Kinski Credit: Lord Fotog

It has been about a decade since I’d given any thought to the Seattle quartet Kinski. I wrote about their 2005 album Alpine Static (Sub Pop) and then lost track of what they were doing. But this summer they released 7 (or 8), an insular reference to how many albums are part of their official discography, on Kill Rock Stars, and it made me feel as if time had frozen. Although the latest record dispatches most of the space-rock elements that characterized their work for Sub Pop back then, the band’s still serving up tight, propulsive, guitar-driven stuff that suggests the music could’ve been made at any point during the last two decades.

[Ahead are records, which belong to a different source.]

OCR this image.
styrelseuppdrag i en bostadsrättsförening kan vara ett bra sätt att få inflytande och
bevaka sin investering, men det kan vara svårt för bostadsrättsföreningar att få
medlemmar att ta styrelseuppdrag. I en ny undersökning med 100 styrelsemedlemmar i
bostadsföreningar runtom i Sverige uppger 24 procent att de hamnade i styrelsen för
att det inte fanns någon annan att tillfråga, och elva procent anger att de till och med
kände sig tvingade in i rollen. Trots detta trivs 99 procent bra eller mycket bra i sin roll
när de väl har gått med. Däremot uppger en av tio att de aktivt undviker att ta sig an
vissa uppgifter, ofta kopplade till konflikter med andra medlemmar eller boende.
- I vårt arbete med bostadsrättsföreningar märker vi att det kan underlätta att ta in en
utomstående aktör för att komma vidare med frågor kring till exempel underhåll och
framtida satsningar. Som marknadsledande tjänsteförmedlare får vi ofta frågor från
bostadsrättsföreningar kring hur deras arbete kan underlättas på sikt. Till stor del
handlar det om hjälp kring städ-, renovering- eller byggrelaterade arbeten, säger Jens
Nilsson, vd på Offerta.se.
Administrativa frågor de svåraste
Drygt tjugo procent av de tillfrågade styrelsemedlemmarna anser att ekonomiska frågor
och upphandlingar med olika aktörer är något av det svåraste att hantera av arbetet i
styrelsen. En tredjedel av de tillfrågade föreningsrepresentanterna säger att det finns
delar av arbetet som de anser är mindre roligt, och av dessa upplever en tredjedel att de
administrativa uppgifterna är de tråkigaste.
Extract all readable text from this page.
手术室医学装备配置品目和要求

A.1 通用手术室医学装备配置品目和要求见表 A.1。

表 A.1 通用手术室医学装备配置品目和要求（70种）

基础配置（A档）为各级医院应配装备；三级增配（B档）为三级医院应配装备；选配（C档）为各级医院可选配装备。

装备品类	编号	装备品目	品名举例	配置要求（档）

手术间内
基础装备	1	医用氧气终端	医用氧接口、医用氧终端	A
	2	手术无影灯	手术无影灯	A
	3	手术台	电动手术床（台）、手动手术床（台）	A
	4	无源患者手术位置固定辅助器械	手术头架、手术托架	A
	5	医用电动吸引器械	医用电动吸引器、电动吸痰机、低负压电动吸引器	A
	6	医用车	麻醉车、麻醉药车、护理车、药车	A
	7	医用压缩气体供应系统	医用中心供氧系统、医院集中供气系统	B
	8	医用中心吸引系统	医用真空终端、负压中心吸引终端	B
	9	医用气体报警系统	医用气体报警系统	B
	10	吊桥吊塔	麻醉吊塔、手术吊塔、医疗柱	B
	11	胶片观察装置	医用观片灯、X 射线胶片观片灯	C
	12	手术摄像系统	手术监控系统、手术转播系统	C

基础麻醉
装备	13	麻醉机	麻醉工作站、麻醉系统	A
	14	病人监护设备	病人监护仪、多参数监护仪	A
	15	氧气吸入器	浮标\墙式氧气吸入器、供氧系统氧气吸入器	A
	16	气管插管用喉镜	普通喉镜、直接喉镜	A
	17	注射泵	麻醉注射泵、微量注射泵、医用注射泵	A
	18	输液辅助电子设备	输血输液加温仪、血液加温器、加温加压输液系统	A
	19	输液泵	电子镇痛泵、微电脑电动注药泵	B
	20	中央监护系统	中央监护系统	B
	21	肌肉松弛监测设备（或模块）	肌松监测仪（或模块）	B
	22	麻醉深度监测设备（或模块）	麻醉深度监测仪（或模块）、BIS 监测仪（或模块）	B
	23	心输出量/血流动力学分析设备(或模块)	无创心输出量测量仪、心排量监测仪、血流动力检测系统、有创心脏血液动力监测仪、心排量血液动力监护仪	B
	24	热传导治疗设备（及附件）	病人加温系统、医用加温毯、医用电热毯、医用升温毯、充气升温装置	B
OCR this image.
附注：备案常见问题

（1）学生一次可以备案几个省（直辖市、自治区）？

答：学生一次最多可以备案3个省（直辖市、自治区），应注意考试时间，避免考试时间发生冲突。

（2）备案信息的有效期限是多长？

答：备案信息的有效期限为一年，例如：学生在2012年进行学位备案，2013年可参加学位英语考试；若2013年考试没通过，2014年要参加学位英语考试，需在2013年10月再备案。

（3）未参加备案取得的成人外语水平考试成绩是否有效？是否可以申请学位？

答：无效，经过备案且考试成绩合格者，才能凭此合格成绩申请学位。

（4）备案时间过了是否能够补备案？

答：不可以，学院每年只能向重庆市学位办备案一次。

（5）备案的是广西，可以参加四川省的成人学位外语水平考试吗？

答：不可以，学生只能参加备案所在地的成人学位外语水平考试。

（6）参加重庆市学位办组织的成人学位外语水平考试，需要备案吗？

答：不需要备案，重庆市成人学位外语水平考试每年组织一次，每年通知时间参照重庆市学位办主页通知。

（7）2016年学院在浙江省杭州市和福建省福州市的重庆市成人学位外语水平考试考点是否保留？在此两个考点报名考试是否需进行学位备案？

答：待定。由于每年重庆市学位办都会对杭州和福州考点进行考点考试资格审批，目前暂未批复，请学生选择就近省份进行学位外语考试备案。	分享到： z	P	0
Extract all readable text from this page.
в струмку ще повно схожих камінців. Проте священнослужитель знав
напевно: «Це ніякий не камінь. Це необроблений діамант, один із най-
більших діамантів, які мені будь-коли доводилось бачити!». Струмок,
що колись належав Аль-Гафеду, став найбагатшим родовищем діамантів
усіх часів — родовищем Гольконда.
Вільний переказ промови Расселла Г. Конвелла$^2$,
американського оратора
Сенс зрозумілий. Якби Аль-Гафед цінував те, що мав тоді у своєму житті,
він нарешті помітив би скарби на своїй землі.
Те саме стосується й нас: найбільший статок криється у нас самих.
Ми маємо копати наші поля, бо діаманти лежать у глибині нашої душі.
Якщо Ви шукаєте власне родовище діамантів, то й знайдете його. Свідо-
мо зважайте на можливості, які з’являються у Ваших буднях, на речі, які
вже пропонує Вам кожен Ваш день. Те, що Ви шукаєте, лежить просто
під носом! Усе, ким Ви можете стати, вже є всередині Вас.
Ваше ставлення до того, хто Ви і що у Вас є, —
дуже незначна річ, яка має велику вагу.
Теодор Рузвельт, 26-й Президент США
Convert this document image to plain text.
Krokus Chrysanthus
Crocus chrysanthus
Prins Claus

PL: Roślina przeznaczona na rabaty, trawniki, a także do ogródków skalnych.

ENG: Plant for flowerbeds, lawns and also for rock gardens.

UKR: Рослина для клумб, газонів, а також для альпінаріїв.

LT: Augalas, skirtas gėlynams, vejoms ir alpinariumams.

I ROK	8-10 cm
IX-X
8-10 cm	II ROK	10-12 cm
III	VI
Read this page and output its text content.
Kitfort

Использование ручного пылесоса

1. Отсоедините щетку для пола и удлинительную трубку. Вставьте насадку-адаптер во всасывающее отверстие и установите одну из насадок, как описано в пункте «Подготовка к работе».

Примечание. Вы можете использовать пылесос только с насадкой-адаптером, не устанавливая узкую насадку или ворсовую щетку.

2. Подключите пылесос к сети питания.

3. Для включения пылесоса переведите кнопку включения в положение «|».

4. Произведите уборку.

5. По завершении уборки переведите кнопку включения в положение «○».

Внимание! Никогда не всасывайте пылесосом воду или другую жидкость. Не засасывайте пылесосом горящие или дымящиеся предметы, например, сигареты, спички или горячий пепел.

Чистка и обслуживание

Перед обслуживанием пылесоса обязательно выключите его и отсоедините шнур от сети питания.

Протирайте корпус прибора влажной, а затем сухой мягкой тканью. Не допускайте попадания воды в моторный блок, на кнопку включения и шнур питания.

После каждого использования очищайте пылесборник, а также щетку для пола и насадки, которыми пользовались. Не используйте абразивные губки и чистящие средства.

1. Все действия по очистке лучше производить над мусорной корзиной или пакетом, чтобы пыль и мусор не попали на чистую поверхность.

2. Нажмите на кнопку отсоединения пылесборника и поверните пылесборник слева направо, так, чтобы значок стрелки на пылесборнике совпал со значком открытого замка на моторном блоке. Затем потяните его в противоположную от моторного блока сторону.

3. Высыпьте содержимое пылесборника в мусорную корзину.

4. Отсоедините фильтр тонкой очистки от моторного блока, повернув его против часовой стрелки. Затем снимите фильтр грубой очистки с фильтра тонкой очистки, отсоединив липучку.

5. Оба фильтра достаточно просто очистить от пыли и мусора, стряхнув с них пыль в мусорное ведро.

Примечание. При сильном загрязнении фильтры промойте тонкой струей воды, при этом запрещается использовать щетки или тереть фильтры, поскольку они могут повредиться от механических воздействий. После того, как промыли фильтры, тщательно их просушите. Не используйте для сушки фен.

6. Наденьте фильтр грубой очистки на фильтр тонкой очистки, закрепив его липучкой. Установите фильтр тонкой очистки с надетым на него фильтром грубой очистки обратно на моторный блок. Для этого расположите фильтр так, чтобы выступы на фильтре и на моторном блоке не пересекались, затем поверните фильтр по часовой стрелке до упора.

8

While there’s something comforting about Kinski’s Stooge-oid rattle—with its meaty, interlocking riffing, bulldozer grooves, and wah-wah-soaked solos—it’s also depressingly familiar, which I suppose is the point. As you can hear in today’s 12 O’Clock Track “Detroit Trickle Down,” the title of which leaves little doubt about the instrumental’s inspiration, Kinski can throw down very effectively. The question is, do you want to hear a band doing, more or less, the same thing they and countless other bands were doing a decade or more ago, or do you want to experience something new? Depending on the answer you might want to check out Kinski. They perform tomorrow night at the Empty Bottle.